Frank Mir: 'I would crush Brock Lesnar standing up'

After winning impressively this week in the main event of UFC Fight Night, former heavyweight champion Frank Mir expressed interest in a rubber match with arch nemesis Brock Lesnar. Lesnar lost to Mir by submission in his first UFC fight, back in 2008.

The NCAA Division I national wrestling champion would go on to avenge the defeat with a TKO win over Mir the next year, after he'd won the UFC heavyweight title. Lesnar hasn't fought in the UFC since 2011, and has spent his time back in professional wrestling and the WWE, where he became a star.

UFC president Dana White has suggested for months that Lesnar is interested in a return to MMA and the UFC, and a recent report claims that Lesnar is cucrently at an impasse in contract negotiations with the WWE, as his current contract expiration date nears. So, perhaps Mir vs. Lesnar III is closer to being a reality than it would have seemed even a few months ago.

If the fight does happen, Mir is confident that he's improved enough to beat Lesnar again. In their rematch, Mir was overmatched as Lesnar largely dominated him en route to a violent stoppage win.

Mir has taken extra confidence from his boxing training and KO win over Antonio Silva on Sunday, however, and recently said on The Fight Corner podcast that he co-hosts with Heidi Fang that he'd dominate Lesnar on the feet. "I think I would crush him standing up, now," Mir said.

Mir pushed the conventional wisdom that Lesnar doesn't respond well to getting hit. Lesnar, the line goes, is only effective when he's the bully.

Though he showed that he's got the heart and fortitude to come back from a beating when he beat Shane Carwin, the tag has followed Lesnar, at least in the minds of his rivals.

"I've always heard those rumors from his camp that he doesn't like to get hit and we've seen it in the fights," Mir claimed.

"The jab-hook combination that I landed on Bigfoot would have floored him too. And then ground and pound I threw on him, to Bigfoot, I think that the same thing that happened with [Lesnar] and Velasquez – when he finally hit his back, screaming for the fight to be stopped. I just don't know that he'd have time to scream with me."

Though he always packed a serious punch, Lesnar's strength was his powerful wrestling. Mir also believes that he's learned how to deal with that aspect of Lesnar's game.

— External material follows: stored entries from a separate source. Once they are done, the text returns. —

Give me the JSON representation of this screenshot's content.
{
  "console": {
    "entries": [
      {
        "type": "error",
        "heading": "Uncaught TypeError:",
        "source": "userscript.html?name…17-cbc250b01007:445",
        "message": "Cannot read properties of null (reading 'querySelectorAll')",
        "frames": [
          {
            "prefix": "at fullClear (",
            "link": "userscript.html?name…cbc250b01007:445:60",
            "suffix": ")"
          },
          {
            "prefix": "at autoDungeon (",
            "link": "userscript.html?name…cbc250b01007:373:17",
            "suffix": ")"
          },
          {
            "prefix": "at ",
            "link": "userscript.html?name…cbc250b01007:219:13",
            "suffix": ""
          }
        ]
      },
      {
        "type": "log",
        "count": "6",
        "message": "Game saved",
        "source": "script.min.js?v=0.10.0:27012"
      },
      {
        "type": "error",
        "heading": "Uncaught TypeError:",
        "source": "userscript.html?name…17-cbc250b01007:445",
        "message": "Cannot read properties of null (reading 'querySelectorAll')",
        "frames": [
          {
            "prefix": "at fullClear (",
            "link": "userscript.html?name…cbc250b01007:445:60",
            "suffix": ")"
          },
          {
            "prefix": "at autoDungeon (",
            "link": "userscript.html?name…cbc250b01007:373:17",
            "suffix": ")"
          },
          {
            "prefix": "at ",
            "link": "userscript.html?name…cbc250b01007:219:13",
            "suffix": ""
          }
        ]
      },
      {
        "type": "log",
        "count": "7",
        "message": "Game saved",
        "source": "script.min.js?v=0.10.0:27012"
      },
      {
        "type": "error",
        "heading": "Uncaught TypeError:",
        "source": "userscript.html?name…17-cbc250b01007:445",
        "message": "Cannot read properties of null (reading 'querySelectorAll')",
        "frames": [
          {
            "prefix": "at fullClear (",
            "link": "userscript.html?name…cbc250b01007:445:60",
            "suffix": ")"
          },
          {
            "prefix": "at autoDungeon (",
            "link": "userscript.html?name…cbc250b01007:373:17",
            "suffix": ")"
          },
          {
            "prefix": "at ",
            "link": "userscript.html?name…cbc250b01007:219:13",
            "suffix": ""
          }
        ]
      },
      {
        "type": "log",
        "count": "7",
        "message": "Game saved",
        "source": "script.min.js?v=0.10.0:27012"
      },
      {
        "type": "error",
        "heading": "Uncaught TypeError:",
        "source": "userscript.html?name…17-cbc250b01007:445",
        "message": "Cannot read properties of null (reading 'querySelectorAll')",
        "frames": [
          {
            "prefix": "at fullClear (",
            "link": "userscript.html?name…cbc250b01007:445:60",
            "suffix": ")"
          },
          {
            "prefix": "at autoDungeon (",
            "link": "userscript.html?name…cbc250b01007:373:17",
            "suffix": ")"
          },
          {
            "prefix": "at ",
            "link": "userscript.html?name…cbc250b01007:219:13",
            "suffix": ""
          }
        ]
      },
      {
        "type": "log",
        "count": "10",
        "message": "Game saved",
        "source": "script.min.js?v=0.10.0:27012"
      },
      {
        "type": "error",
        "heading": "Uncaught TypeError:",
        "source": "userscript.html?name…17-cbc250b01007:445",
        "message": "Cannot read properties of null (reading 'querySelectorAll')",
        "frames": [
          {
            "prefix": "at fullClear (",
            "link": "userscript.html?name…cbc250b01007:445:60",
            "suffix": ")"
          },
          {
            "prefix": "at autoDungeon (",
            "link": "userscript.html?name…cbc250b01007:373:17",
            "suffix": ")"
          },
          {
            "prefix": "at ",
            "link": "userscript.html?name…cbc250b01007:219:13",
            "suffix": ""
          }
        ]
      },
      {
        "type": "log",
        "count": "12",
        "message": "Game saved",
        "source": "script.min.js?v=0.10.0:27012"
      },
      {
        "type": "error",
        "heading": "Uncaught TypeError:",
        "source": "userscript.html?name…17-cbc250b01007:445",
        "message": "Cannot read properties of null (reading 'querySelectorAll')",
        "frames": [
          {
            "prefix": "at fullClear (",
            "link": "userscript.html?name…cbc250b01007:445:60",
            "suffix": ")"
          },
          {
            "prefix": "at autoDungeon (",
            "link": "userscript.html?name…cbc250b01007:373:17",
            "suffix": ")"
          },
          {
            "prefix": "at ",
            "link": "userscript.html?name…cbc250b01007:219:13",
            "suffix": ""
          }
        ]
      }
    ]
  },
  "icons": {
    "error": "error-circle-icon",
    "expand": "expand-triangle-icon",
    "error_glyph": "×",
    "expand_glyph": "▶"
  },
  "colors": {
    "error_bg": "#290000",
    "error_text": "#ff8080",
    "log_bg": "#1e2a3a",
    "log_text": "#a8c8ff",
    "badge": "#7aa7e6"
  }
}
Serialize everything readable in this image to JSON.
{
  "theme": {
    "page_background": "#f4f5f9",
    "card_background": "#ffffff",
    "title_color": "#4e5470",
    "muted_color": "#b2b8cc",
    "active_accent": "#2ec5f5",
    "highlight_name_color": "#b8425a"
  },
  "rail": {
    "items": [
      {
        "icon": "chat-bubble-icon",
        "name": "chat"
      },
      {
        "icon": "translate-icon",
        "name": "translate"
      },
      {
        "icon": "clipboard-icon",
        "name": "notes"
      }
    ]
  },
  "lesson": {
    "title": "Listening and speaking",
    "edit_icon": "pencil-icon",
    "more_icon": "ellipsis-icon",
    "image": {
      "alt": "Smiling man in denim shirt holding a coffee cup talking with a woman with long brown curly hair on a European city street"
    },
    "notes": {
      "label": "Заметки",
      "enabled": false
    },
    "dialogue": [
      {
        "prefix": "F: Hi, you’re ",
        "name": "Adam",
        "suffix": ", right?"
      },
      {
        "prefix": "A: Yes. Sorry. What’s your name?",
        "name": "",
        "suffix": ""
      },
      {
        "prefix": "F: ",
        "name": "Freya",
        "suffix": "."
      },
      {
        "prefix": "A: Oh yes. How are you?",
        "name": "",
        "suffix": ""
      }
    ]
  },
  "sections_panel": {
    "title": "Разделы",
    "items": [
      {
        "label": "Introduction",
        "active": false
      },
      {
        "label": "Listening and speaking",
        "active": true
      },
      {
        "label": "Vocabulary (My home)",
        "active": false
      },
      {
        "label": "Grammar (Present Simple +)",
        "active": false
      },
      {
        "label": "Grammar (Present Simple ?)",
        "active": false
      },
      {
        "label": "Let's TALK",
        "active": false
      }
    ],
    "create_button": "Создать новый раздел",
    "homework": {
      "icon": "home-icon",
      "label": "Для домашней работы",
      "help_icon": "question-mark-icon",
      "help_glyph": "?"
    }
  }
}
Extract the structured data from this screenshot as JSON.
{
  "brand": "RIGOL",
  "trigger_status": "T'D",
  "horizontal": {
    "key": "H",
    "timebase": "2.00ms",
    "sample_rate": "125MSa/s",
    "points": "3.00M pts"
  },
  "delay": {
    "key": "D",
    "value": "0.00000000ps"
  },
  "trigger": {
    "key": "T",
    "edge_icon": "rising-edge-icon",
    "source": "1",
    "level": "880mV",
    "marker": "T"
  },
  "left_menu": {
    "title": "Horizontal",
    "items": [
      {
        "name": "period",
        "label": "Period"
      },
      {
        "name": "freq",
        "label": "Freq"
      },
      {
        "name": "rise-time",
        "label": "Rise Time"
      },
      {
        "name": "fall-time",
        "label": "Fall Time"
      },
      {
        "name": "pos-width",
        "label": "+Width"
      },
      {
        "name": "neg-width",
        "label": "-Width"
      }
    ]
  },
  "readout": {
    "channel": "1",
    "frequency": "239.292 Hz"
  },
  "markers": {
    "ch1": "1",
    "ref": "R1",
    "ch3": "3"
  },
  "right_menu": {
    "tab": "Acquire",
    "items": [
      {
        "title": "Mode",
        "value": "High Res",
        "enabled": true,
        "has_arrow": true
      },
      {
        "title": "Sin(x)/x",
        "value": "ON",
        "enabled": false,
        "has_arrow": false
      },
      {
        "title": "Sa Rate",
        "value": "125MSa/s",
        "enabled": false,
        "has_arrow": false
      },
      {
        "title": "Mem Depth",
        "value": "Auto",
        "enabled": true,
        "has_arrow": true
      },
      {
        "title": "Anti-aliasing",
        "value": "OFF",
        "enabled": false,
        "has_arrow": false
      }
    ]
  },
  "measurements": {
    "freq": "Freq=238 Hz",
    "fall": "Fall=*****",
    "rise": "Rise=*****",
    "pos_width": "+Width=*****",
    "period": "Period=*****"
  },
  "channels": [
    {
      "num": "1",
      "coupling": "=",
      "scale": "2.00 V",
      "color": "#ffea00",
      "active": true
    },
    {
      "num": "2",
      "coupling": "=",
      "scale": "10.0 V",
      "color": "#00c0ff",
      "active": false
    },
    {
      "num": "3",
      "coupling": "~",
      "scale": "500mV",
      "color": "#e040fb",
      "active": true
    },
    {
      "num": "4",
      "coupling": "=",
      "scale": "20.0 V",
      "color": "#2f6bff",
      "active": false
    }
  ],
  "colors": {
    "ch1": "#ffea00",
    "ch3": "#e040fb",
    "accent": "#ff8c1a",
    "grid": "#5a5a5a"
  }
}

"I think that on the ground and stuff, I've worked with Ricky Lundell and stuff a lot and learned how to nullify the wrestling," Mir said.

"I wrestled three rounds with Daniel Cormier who's an Olympic level wrestler and he had a difficult time taking me down. I think that Lesnar would really have to throw caution to the wind and really rush through and I don't think that he's gotten any better at wanting to take punches."